Triggered by a question of Svein Brurås to all his colleagues today, I started thinking about the ethics of my work. My initial response to his crass challenge, where he claimed that journalists are constantly involved in an open discussion of their ethics, while media scholars never discuss this, was to refer to my chapter on reflexivity in research. This chapter is mainly concerned with what results does the different theories and methods I use give, how does it skew the results, how do I influence the objects of my study and what does this imply as to the level of precision and openess of my study. Do I manipulate the results?

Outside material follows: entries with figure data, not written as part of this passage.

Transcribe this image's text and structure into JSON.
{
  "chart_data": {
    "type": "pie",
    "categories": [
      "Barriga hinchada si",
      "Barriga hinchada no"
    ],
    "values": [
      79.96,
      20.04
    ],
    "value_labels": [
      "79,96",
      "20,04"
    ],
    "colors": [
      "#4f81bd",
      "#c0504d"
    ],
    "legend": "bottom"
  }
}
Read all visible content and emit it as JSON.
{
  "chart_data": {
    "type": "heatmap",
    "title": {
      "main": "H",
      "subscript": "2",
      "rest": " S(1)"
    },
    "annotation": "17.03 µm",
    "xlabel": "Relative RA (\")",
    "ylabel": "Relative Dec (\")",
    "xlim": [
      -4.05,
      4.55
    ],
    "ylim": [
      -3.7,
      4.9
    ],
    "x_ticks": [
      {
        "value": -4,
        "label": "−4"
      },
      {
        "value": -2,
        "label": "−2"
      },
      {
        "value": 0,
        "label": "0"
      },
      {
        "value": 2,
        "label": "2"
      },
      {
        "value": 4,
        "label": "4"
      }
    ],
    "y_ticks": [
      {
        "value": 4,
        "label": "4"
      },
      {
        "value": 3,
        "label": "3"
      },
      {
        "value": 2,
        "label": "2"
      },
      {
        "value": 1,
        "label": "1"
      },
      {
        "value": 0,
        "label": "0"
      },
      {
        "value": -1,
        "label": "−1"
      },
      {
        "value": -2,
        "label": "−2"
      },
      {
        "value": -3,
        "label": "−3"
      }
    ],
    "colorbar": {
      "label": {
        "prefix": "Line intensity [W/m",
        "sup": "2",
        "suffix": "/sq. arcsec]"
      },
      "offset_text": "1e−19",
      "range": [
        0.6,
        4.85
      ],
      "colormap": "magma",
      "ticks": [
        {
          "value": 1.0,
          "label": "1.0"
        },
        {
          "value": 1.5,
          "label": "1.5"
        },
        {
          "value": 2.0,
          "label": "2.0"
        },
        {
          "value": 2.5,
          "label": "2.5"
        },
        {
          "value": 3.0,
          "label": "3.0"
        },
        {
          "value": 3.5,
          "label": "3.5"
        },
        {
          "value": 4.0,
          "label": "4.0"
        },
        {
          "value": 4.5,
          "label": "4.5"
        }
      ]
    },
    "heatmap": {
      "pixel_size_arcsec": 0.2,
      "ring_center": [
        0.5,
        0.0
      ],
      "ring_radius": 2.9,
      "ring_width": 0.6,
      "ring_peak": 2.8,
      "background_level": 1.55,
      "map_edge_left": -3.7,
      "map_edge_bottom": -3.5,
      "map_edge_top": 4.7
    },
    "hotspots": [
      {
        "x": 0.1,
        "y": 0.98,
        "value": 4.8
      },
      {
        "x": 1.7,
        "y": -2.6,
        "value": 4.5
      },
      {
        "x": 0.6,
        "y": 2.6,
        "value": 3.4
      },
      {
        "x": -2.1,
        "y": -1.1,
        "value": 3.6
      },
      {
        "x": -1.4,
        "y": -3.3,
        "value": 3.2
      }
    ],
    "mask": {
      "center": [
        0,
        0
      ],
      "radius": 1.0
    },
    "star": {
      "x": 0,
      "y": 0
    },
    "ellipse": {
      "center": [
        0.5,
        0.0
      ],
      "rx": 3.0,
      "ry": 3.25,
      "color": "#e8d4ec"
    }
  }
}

Do I manipulate the people I use as sources? Am I too critical or too accepting of certain topics or questions?
As far as I am concerned, these questions are central to the ethics of a media scholar in the humanistic sciences. If I was a sociologist basing my work on statistics, I'd have to consider what parts of the material I made available to the public, what kind of information should or should not be possible to cross-check. If I was a clinical psychologist searching for the reactions of the body to certain stimuli, I'd have to consider what stimuli are acceptable and whether I really need electrodes connected to the eyeballs of my subjects... In all cases, protecting the source is weighed against learning as much as possible, and the political implications of the research.
This is however such an ingrained part of methodology, that it has become invisible. Perhaps what we need is, like the journalists, to make our questions more publicly visible? Some of the methodology debates at the Department of Media Science in Bergen in the late eighties early nineties were certainly heated enough for good entertainment value.